During the 1936-1937 season, Stone worked out with the St. Paul Saints of the American Baseball Association. She moved to the California Bay Area to care for her sister Bunny and lived there from 1937 to 1946. She worked at a shipyard in the daytime as a forklift operator, and at night, she worked at a cafeteria. While in San Francisco, Stone played for the Wall Post American Legion Team and the San Francisco Sea Lions in the West Coast Negro Baseball League, making about $200 to $300 a month. In 1949, she played a season with the New Orleans Creoles but left to play with the Black Pelicans, another Louisiana team.

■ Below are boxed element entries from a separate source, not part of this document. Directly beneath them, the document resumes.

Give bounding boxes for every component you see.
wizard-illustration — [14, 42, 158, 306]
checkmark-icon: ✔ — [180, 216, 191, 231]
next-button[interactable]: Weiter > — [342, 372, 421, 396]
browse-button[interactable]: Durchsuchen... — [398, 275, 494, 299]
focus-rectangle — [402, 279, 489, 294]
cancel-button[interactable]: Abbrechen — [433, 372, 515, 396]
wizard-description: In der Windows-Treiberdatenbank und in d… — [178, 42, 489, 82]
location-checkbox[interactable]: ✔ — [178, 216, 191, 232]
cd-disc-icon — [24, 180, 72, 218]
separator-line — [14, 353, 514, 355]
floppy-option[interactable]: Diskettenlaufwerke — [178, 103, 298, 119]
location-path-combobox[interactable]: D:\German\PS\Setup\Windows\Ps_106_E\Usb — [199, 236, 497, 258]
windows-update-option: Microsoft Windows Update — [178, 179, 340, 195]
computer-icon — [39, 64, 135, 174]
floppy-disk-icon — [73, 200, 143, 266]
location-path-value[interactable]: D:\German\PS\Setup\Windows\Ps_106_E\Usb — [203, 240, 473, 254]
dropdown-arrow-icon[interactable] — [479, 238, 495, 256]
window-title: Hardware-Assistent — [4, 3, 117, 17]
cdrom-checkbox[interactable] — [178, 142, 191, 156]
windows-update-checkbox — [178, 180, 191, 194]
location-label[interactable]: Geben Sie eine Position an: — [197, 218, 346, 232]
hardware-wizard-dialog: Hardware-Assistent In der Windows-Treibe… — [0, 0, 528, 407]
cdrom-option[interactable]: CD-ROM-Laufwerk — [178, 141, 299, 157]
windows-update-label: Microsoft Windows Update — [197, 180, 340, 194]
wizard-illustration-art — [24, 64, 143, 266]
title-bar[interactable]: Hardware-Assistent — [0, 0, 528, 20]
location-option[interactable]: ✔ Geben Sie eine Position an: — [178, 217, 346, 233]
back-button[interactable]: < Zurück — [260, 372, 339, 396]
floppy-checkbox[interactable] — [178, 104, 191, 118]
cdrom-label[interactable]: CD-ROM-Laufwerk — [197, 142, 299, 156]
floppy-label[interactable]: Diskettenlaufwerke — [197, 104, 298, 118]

Toni Stone married Aurelious Pescia Alberga, a man forty years her senior, in 1950. Although Alberga did not approve of his wife playing baseball, she continued to play. In 1953, Stone became the first woman to play professional baseball in the Negro League when she signed with the Indianapolis Clowns, a team with a reputation like the Harlem Globetrotters. She dropped ten years off of her birthday and claimed she had a master’s degree to add to her appeal. During the season, she even hit a single off Satchel Paige. Stone appeared in fifty games in her first season but was traded during the off-season to the Kansas City Monarchs. After the 1953-1954 season with the Monarchs, Stone retired from professional baseball, finishing her career with a batting average of .243.
In 1990, St. Paul, Minnesota, Stone’s adopted hometown, declared March 6 “Toni Stone Day.” The city also named a baseball field in her honor in 1996. Toni Stone Field is located in the Dunning Baseball Complex, near the neighborhood where Stone grew up. She was inducted into the International Women’s Sports Hall of Fame (1993) and posthumously into the Minnesota Sports Hall of Fame (2021).
Toni Stone cared for her husband Aurelious until his death in 1987 at the age of 103. Toni Stone died of heart failure on November 2, 1996, in Oakland, California.